By Brigitte L. Nacos
During last Sunday’s CNN debate between the eight Democratic
contenders for their party’s presidential nomination, Senator Clinton echoed
one of President Bush’s [and Vice President Cheney’s] favorite talking
points, as Paul Krugman points out, namely, that the U.S. is safer today than it was when the 9/11 terrorists
struck. “I believe we are safer than we were,” Hillary Clinton said. “We are
not yet safe enough, and I have proposed over the last year a number of
policies that I think we should be following.” This was in sharp contrast to John
Edward’s contention that the administration’s “war on terrorism” is more of
a bumper sticker and sound bite misused to pursue policies like the Iraq war that has actually increased the number of terrorists. As for the
administration officials, they claim that the evidence for a safer homeland is
the fact that there has not been another major international terrorism attack
in the close to 6 years since 9/11. However, there was no such attack in the 6 years
before 9/11 either.
Senator Schumer has said that “America's first responders have worked tirelessly over the last six years to make the nation's cities and towns safer." But the question is whether their efforts have received enough support from the administration and Congress.
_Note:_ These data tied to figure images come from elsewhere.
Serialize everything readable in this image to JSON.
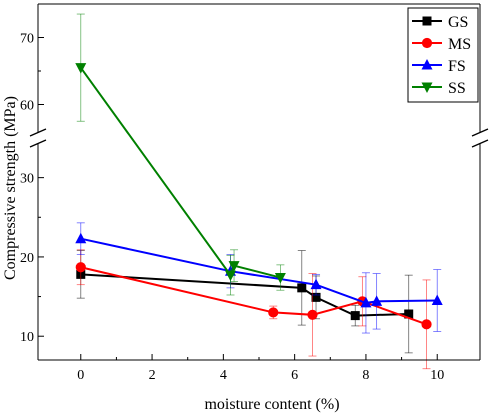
{
  "chart_data": {
    "type": "line",
    "xlabel": "moisture content (%)",
    "ylabel": "Compressive strength (MPa)",
    "xlim": [
      -1.2,
      11.2
    ],
    "x_ticks": [
      0,
      2,
      4,
      6,
      8,
      10
    ],
    "ylim_lower": [
      7,
      35
    ],
    "ylim_upper": [
      55,
      75
    ],
    "y_ticks_lower": [
      10,
      20,
      30
    ],
    "y_ticks_upper": [
      60,
      70
    ],
    "axis_break": "between 35 and 55 on y axis",
    "grid": false,
    "legend_position": "top-right",
    "series": [
      {
        "name": "GS",
        "color": "#000000",
        "marker": "square",
        "x": [
          0,
          6.2,
          6.6,
          7.7,
          9.2
        ],
        "y": [
          17.8,
          16.1,
          14.9,
          12.6,
          12.8
        ],
        "err": [
          3.0,
          4.7,
          2.7,
          1.3,
          4.9
        ]
      },
      {
        "name": "MS",
        "color": "#ff0000",
        "marker": "circle",
        "x": [
          0,
          5.4,
          6.5,
          7.9,
          9.7
        ],
        "y": [
          18.7,
          13.0,
          12.7,
          14.4,
          11.5
        ],
        "err": [
          2.2,
          0.8,
          5.2,
          3.1,
          5.6
        ]
      },
      {
        "name": "FS",
        "color": "#0000ff",
        "marker": "triangle-up",
        "x": [
          0,
          4.2,
          6.6,
          8.0,
          8.3,
          10.0
        ],
        "y": [
          22.3,
          18.2,
          16.5,
          14.2,
          14.4,
          14.5
        ],
        "err": [
          2.0,
          2.1,
          1.3,
          3.8,
          3.5,
          3.9
        ]
      },
      {
        "name": "SS",
        "color": "#008000",
        "marker": "triangle-down",
        "x": [
          0,
          4.2,
          4.3,
          5.6
        ],
        "y": [
          65.5,
          17.7,
          18.9,
          17.4
        ],
        "err": [
          8.0,
          2.5,
          2.0,
          1.6
        ]
      }
    ]
  }
}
In late 2005, when the 9/11 Commission released its final grades, predominantly Cs, Ds, and Fs--for the implementation of measures to prevent terrorism (and prepare for the case of another attack), Commission Chairman Thomas H. Kean warned: “Our leadership has been distracted in this country. Some of the failures are shocking.” According to Kean, a former Republican Governor of New Jersey, some failures were outright “scandalous,” for example the fact that “we still allocate scarce Homeland Security dollars on the basis of pork barrel spending and not on risk.” While security has been tightened in some areas, especially with respect to airports and aviation, this is a far cry from assuming that we are safer today than we were a few years ago.
Before leaving office in January 2005, the departing Secretary of Homeland Security Tom Ridge, who had assured Americans during his tenure of the government’s efforts to protect them from terrorism, said in interviews that he had “accepted the inevitability of another attack or attacks” and that it was not a question of “if” but a matter of “when” another devastating terrorist strike would occur.
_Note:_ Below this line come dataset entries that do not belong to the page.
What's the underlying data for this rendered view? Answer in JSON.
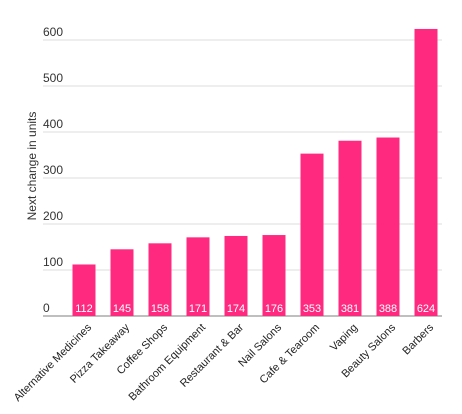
{
  "chart_data": {
    "type": "bar",
    "ylabel": "Next change in units",
    "xlabel": "",
    "ylim": [
      0,
      650
    ],
    "yticks": [
      0,
      100,
      200,
      300,
      400,
      500,
      600
    ],
    "grid": true,
    "categories": [
      "Alternative Medicines",
      "Pizza Takeaway",
      "Coffee Shops",
      "Bathroom Equipment",
      "Restaurant & Bar",
      "Nail Salons",
      "Cafe & Tearoom",
      "Vaping",
      "Beauty Salons",
      "Barbers"
    ],
    "values": [
      112,
      145,
      158,
      171,
      174,
      176,
      353,
      381,
      388,
      624
    ],
    "bar_color": "#ff2a7f",
    "grid_color": "#dddddd"
  }
}
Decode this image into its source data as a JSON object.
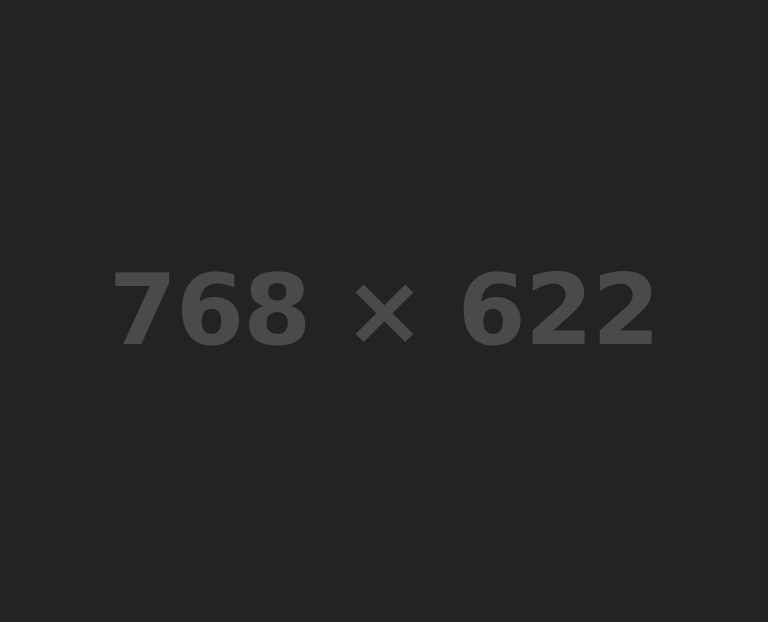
{
  "placeholder": {
    "label": "768 × 622",
    "background_color": "#232323",
    "text_color": "#4a4a4a"
  }
}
Moreover, the Iraq War diverted attention and resources away from homeland security and motivated a significant number of angry Muslims to join terrorist groups active in Iraq and elsewhere. In that respect, John Edwards is right—Iraq has increased the terrorism problem and threat.
In his alarming recent book The Edge of Disaster, security expert Stephen Flynn criticizes Washington's post-9/11 strategy sharply. He writes,
Rather than address the myriad soft targets within the U.S., the White House has defined the war on terrorism as something to be managed by actions beyond our shores. The rallying cry of the Bush administration and its allies on Capitol Hill has been “We must fight terrorists over there so we don’t have to fight them here.” What this ignores is that terrorists can still come here—and, worse yet, are being made here…The most compelling lesson we should have learned on 9/11 is that our borders are unable to provide a barrier against the modern terrorist threat.
Fighting wars will not defeat global terrorism and not make the homeland safer. While the time restrictions during campaign debates encourage sound bite and talking point answers, Hillary Clinton and John Edwards and the other Democratic candidates need to address homeland security and in the context of the so-called “war on terrorism” and Iraq war far more comprehensively than they have bothered so far. This would set them clearly apart from their viable Republican counterparts who are strong and unequivocal supporters of the Iraq war as central part what is the Bush administration’s “war on terrorism”–whether Senator McCain likes it or not.